A good spatial dataset is not just a set of images with coordinates attached. It is a record of how a world exists and changes over time.
Most progress in AI has followed data. Text data led to language models. Image data led to visual recognition. Video data added motion. Spatial intelligence is different. It is about understanding where things are, how they relate to each other, and how they persist even when we do not see them. Many current datasets do not teach this. They focus on appearance, not structure.
The first question a spatial dataset must answer is what the model is learning about. In language, the unit is a word or token. In vision, it is a pixel or a patch. In spatial intelligence, the unit is the state of the world. A good dataset should show the same world across time and from different viewpoints. Objects should be treated as things that continue to exist, not as detections that appear and disappear with each frame.
This is why static images are not enough. A single image can teach recognition, but not understanding. Even short video clips often fall short. Spatial understanding comes from interaction. When the camera moves, the view changes. When an object is pushed, its position changes. Actions have consequences. A good spatial dataset must include this link between perception and action.
Consistency matters more than size. Very large datasets with inconsistent geometry or weak physical structure teach models to ignore space. Smaller datasets with clean, coherent worlds can teach much more. In this sense, synthetic data is not a shortcut. It is often the right tool. Simulation lets us control geometry, motion, and cause and effect. What matters is not whether data is real or synthetic, but whether the world it represents makes sense.
Time horizon is another key factor. Many datasets reset the scene every few seconds. Real spatial reasoning does not work this way. It depends on memory. An agent must remember where something was seen before and reason about where it might be now. A good spatial dataset should support long sequences and stable world identity, so that models are encouraged to build internal maps.
Partial observation is also essential.
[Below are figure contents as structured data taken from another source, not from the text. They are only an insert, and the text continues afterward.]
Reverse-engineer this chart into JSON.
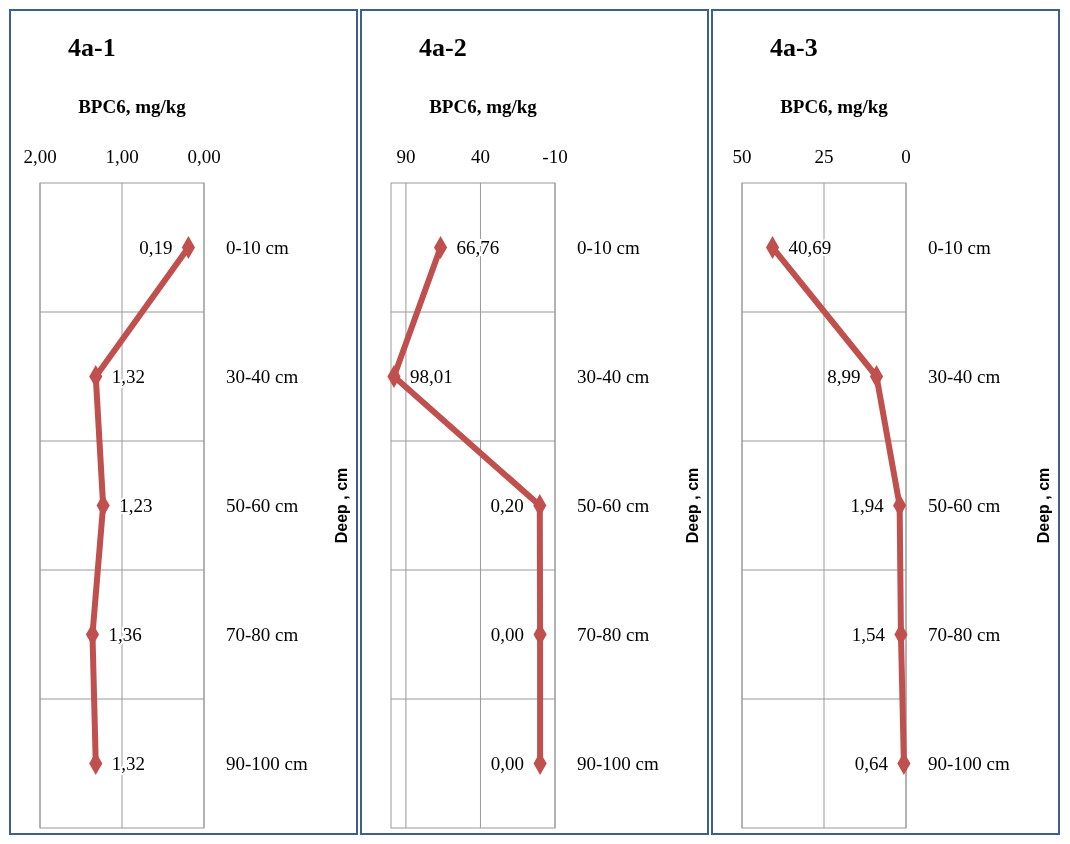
{
  "chart_data": [
    {
      "type": "line",
      "orientation": "horizontal",
      "title": "4a-1",
      "xlabel": "BPC6, mg/kg",
      "ylabel": "Deep , cm",
      "categories": [
        "0-10 cm",
        "30-40 cm",
        "50-60 cm",
        "70-80 cm",
        "90-100 cm"
      ],
      "series": [
        {
          "color": "#c0504d",
          "values": [
            0.19,
            1.32,
            1.23,
            1.36,
            1.32
          ],
          "value_labels": [
            "0,19",
            "1,32",
            "1,23",
            "1,36",
            "1,32"
          ]
        }
      ],
      "xlim": [
        2,
        0
      ],
      "xticks": [
        {
          "value": 2,
          "label": "2,00"
        },
        {
          "value": 1,
          "label": "1,00"
        },
        {
          "value": 0,
          "label": "0,00"
        }
      ],
      "grid": true,
      "marker": "diamond"
    },
    {
      "type": "line",
      "orientation": "horizontal",
      "title": "4a-2",
      "xlabel": "BPC6, mg/kg",
      "ylabel": "Deep , cm",
      "categories": [
        "0-10 cm",
        "30-40 cm",
        "50-60 cm",
        "70-80 cm",
        "90-100 cm"
      ],
      "series": [
        {
          "color": "#c0504d",
          "values": [
            66.76,
            98.01,
            0.2,
            0,
            0
          ],
          "value_labels": [
            "66,76",
            "98,01",
            "0,20",
            "0,00",
            "0,00"
          ]
        }
      ],
      "xlim": [
        100,
        -10
      ],
      "xticks": [
        90,
        40,
        -10
      ],
      "grid": true,
      "marker": "diamond"
    },
    {
      "type": "line",
      "orientation": "horizontal",
      "title": "4a-3",
      "xlabel": "BPC6, mg/kg",
      "ylabel": "Deep , cm",
      "categories": [
        "0-10 cm",
        "30-40 cm",
        "50-60 cm",
        "70-80 cm",
        "90-100 cm"
      ],
      "series": [
        {
          "color": "#c0504d",
          "values": [
            40.69,
            8.99,
            1.94,
            1.54,
            0.64
          ],
          "value_labels": [
            "40,69",
            "8,99",
            "1,94",
            "1,54",
            "0,64"
          ]
        }
      ],
      "xlim": [
        50,
        0
      ],
      "xticks": [
        50,
        25,
        0
      ],
      "grid": true,
      "marker": "diamond"
    }
  ]
}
In the real world, we never see everything at once. Objects are hidden, views are limited, and sensors are noisy. A spatial dataset should include these limits by design. Learning to reason under uncertainty is part of spatial intelligence, not an edge case.
Annotations should focus on structure rather than labels. Knowing that something is a chair is less important than knowing that it supports weight, blocks movement, or connects two spaces. Relationships and constraints matter more than names. The goal is to understand how the world works, not just what things are called.
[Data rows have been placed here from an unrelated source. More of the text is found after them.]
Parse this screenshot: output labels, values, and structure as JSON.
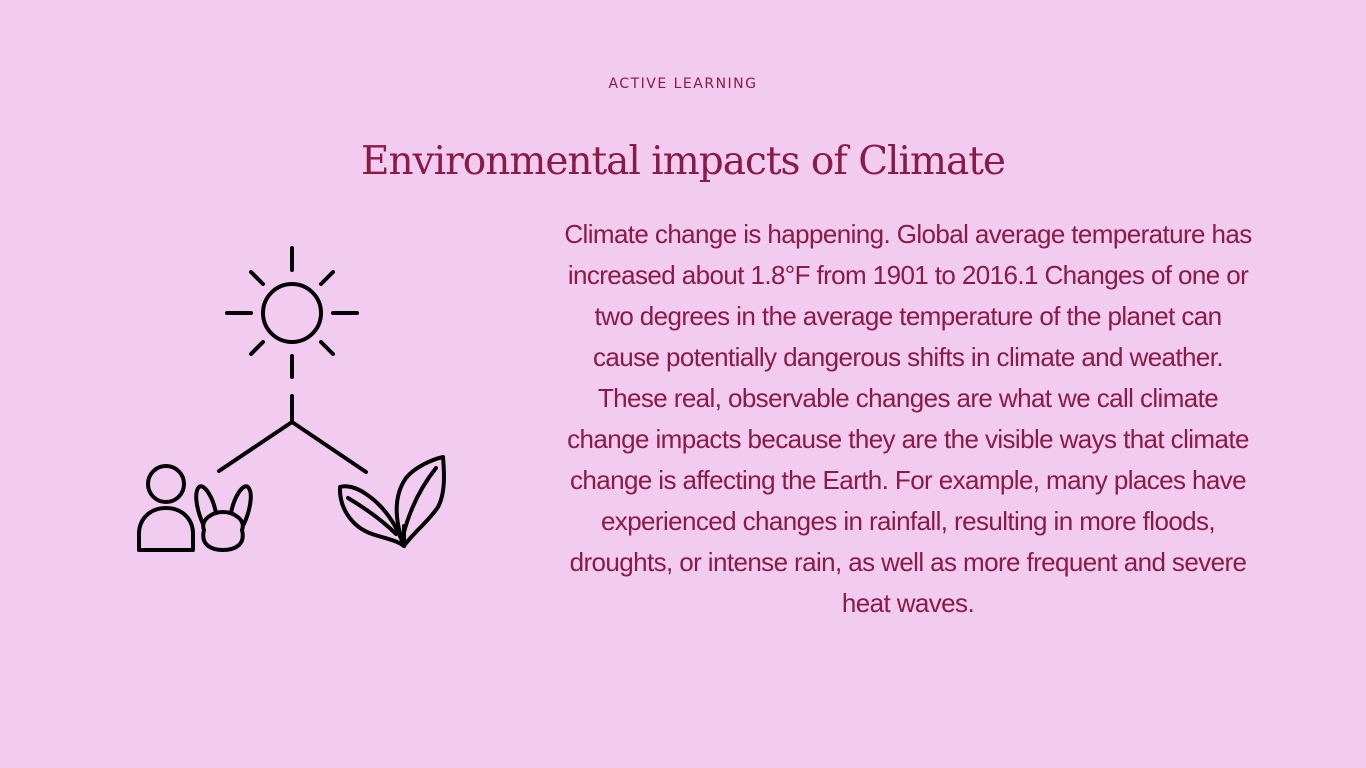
{
  "slide": {
    "eyebrow": "ACTIVE LEARNING",
    "title": "Environmental impacts of Climate",
    "body": "Climate change is happening. Global average temperature has increased about 1.8°F from 1901 to 2016.1 Changes of one or two degrees in the average temperature of the planet can cause potentially dangerous shifts in climate and weather. These real, observable changes are what we call climate change impacts because they are the visible ways that climate change is affecting the Earth. For example, many places have experienced changes in rainfall, resulting in more floods, droughts, or intense rain, as well as more frequent and severe heat waves."
  },
  "illustration": {
    "icons": [
      "sun-icon",
      "person-icon",
      "rabbit-icon",
      "leaf-icon"
    ]
  },
  "colors": {
    "background": "#f2cbf0",
    "accent": "#8b1a45",
    "icon_stroke": "#000000"
  }
}
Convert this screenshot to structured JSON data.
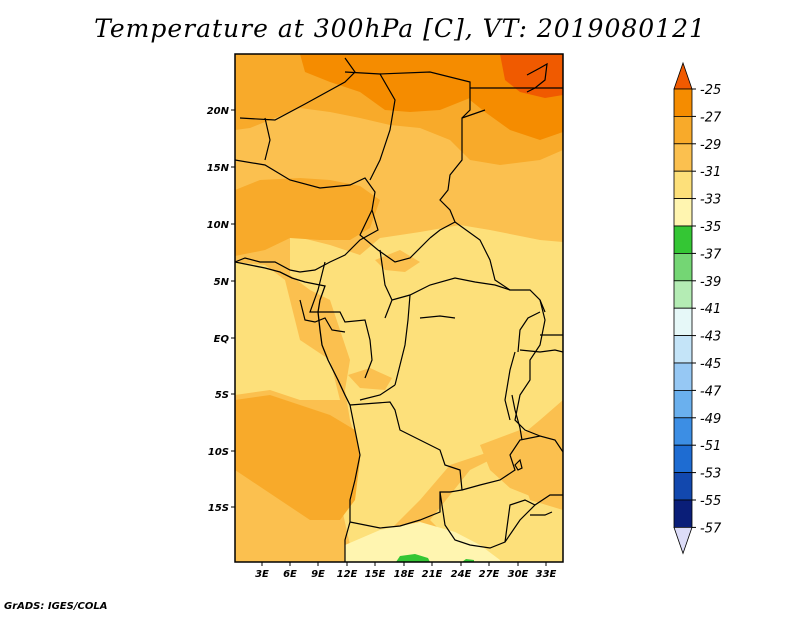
{
  "title": "Temperature at 300hPa [C], VT: 2019080121",
  "footer": "GrADS: IGES/COLA",
  "map": {
    "lon_ticks": [
      "3E",
      "6E",
      "9E",
      "12E",
      "15E",
      "18E",
      "21E",
      "24E",
      "27E",
      "30E",
      "33E"
    ],
    "lat_ticks": [
      "20N",
      "15N",
      "10N",
      "5N",
      "EQ",
      "5S",
      "10S",
      "15S"
    ]
  },
  "colorbar": {
    "labels": [
      "-25",
      "-27",
      "-29",
      "-31",
      "-33",
      "-35",
      "-37",
      "-39",
      "-41",
      "-43",
      "-45",
      "-47",
      "-49",
      "-51",
      "-53",
      "-55",
      "-57"
    ],
    "colors": [
      "#f05a00",
      "#f58c00",
      "#f8aa2a",
      "#fbc04f",
      "#fde07a",
      "#fff5b0",
      "#34c634",
      "#74d674",
      "#b4ecb4",
      "#e6f8f8",
      "#c4e4f8",
      "#96c8f4",
      "#6ab0ee",
      "#3c8ee4",
      "#1e6cd2",
      "#1248ae",
      "#0a1e78",
      "#dcdcf8"
    ]
  },
  "colors": {
    "frame": "#000000",
    "background": "#ffffff"
  }
}
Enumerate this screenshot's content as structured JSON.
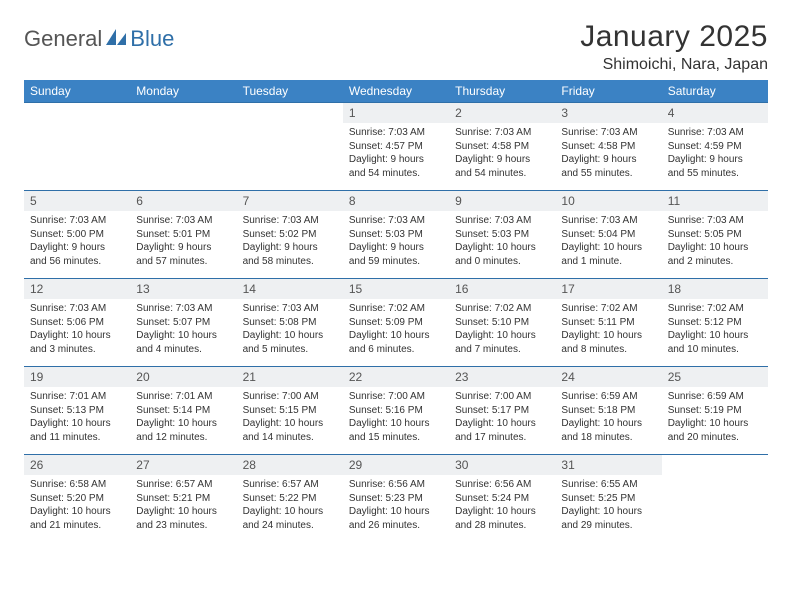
{
  "brand": {
    "word1": "General",
    "word2": "Blue"
  },
  "title": "January 2025",
  "location": "Shimoichi, Nara, Japan",
  "colors": {
    "header_bg": "#3b82c4",
    "header_text": "#ffffff",
    "daynum_bg": "#eef0f2",
    "rule": "#2f6fa8",
    "body_text": "#333333",
    "brand_blue": "#2f6fa8",
    "page_bg": "#ffffff"
  },
  "typography": {
    "title_fontsize": 30,
    "location_fontsize": 16,
    "dow_fontsize": 12,
    "daynum_fontsize": 12,
    "cell_fontsize": 10
  },
  "dow": [
    "Sunday",
    "Monday",
    "Tuesday",
    "Wednesday",
    "Thursday",
    "Friday",
    "Saturday"
  ],
  "weeks": [
    [
      {
        "n": "",
        "lines": [
          "",
          "",
          "",
          ""
        ]
      },
      {
        "n": "",
        "lines": [
          "",
          "",
          "",
          ""
        ]
      },
      {
        "n": "",
        "lines": [
          "",
          "",
          "",
          ""
        ]
      },
      {
        "n": "1",
        "lines": [
          "Sunrise: 7:03 AM",
          "Sunset: 4:57 PM",
          "Daylight: 9 hours",
          "and 54 minutes."
        ]
      },
      {
        "n": "2",
        "lines": [
          "Sunrise: 7:03 AM",
          "Sunset: 4:58 PM",
          "Daylight: 9 hours",
          "and 54 minutes."
        ]
      },
      {
        "n": "3",
        "lines": [
          "Sunrise: 7:03 AM",
          "Sunset: 4:58 PM",
          "Daylight: 9 hours",
          "and 55 minutes."
        ]
      },
      {
        "n": "4",
        "lines": [
          "Sunrise: 7:03 AM",
          "Sunset: 4:59 PM",
          "Daylight: 9 hours",
          "and 55 minutes."
        ]
      }
    ],
    [
      {
        "n": "5",
        "lines": [
          "Sunrise: 7:03 AM",
          "Sunset: 5:00 PM",
          "Daylight: 9 hours",
          "and 56 minutes."
        ]
      },
      {
        "n": "6",
        "lines": [
          "Sunrise: 7:03 AM",
          "Sunset: 5:01 PM",
          "Daylight: 9 hours",
          "and 57 minutes."
        ]
      },
      {
        "n": "7",
        "lines": [
          "Sunrise: 7:03 AM",
          "Sunset: 5:02 PM",
          "Daylight: 9 hours",
          "and 58 minutes."
        ]
      },
      {
        "n": "8",
        "lines": [
          "Sunrise: 7:03 AM",
          "Sunset: 5:03 PM",
          "Daylight: 9 hours",
          "and 59 minutes."
        ]
      },
      {
        "n": "9",
        "lines": [
          "Sunrise: 7:03 AM",
          "Sunset: 5:03 PM",
          "Daylight: 10 hours",
          "and 0 minutes."
        ]
      },
      {
        "n": "10",
        "lines": [
          "Sunrise: 7:03 AM",
          "Sunset: 5:04 PM",
          "Daylight: 10 hours",
          "and 1 minute."
        ]
      },
      {
        "n": "11",
        "lines": [
          "Sunrise: 7:03 AM",
          "Sunset: 5:05 PM",
          "Daylight: 10 hours",
          "and 2 minutes."
        ]
      }
    ],
    [
      {
        "n": "12",
        "lines": [
          "Sunrise: 7:03 AM",
          "Sunset: 5:06 PM",
          "Daylight: 10 hours",
          "and 3 minutes."
        ]
      },
      {
        "n": "13",
        "lines": [
          "Sunrise: 7:03 AM",
          "Sunset: 5:07 PM",
          "Daylight: 10 hours",
          "and 4 minutes."
        ]
      },
      {
        "n": "14",
        "lines": [
          "Sunrise: 7:03 AM",
          "Sunset: 5:08 PM",
          "Daylight: 10 hours",
          "and 5 minutes."
        ]
      },
      {
        "n": "15",
        "lines": [
          "Sunrise: 7:02 AM",
          "Sunset: 5:09 PM",
          "Daylight: 10 hours",
          "and 6 minutes."
        ]
      },
      {
        "n": "16",
        "lines": [
          "Sunrise: 7:02 AM",
          "Sunset: 5:10 PM",
          "Daylight: 10 hours",
          "and 7 minutes."
        ]
      },
      {
        "n": "17",
        "lines": [
          "Sunrise: 7:02 AM",
          "Sunset: 5:11 PM",
          "Daylight: 10 hours",
          "and 8 minutes."
        ]
      },
      {
        "n": "18",
        "lines": [
          "Sunrise: 7:02 AM",
          "Sunset: 5:12 PM",
          "Daylight: 10 hours",
          "and 10 minutes."
        ]
      }
    ],
    [
      {
        "n": "19",
        "lines": [
          "Sunrise: 7:01 AM",
          "Sunset: 5:13 PM",
          "Daylight: 10 hours",
          "and 11 minutes."
        ]
      },
      {
        "n": "20",
        "lines": [
          "Sunrise: 7:01 AM",
          "Sunset: 5:14 PM",
          "Daylight: 10 hours",
          "and 12 minutes."
        ]
      },
      {
        "n": "21",
        "lines": [
          "Sunrise: 7:00 AM",
          "Sunset: 5:15 PM",
          "Daylight: 10 hours",
          "and 14 minutes."
        ]
      },
      {
        "n": "22",
        "lines": [
          "Sunrise: 7:00 AM",
          "Sunset: 5:16 PM",
          "Daylight: 10 hours",
          "and 15 minutes."
        ]
      },
      {
        "n": "23",
        "lines": [
          "Sunrise: 7:00 AM",
          "Sunset: 5:17 PM",
          "Daylight: 10 hours",
          "and 17 minutes."
        ]
      },
      {
        "n": "24",
        "lines": [
          "Sunrise: 6:59 AM",
          "Sunset: 5:18 PM",
          "Daylight: 10 hours",
          "and 18 minutes."
        ]
      },
      {
        "n": "25",
        "lines": [
          "Sunrise: 6:59 AM",
          "Sunset: 5:19 PM",
          "Daylight: 10 hours",
          "and 20 minutes."
        ]
      }
    ],
    [
      {
        "n": "26",
        "lines": [
          "Sunrise: 6:58 AM",
          "Sunset: 5:20 PM",
          "Daylight: 10 hours",
          "and 21 minutes."
        ]
      },
      {
        "n": "27",
        "lines": [
          "Sunrise: 6:57 AM",
          "Sunset: 5:21 PM",
          "Daylight: 10 hours",
          "and 23 minutes."
        ]
      },
      {
        "n": "28",
        "lines": [
          "Sunrise: 6:57 AM",
          "Sunset: 5:22 PM",
          "Daylight: 10 hours",
          "and 24 minutes."
        ]
      },
      {
        "n": "29",
        "lines": [
          "Sunrise: 6:56 AM",
          "Sunset: 5:23 PM",
          "Daylight: 10 hours",
          "and 26 minutes."
        ]
      },
      {
        "n": "30",
        "lines": [
          "Sunrise: 6:56 AM",
          "Sunset: 5:24 PM",
          "Daylight: 10 hours",
          "and 28 minutes."
        ]
      },
      {
        "n": "31",
        "lines": [
          "Sunrise: 6:55 AM",
          "Sunset: 5:25 PM",
          "Daylight: 10 hours",
          "and 29 minutes."
        ]
      },
      {
        "n": "",
        "lines": [
          "",
          "",
          "",
          ""
        ]
      }
    ]
  ]
}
Evaluation should reflect these goals. Accuracy on single frames is not enough. We should ask whether a model can predict future states, plan over multiple steps, and remain consistent over time. If we do not measure memory, causality, and long term reasoning, our datasets will not encourage them.
Spatial intelligence will not emerge by accident. It will come from data that is designed to teach persistence, interaction, and structure. When datasets reflect how the world actually behaves, models will begin to understand space not as images, but as reality.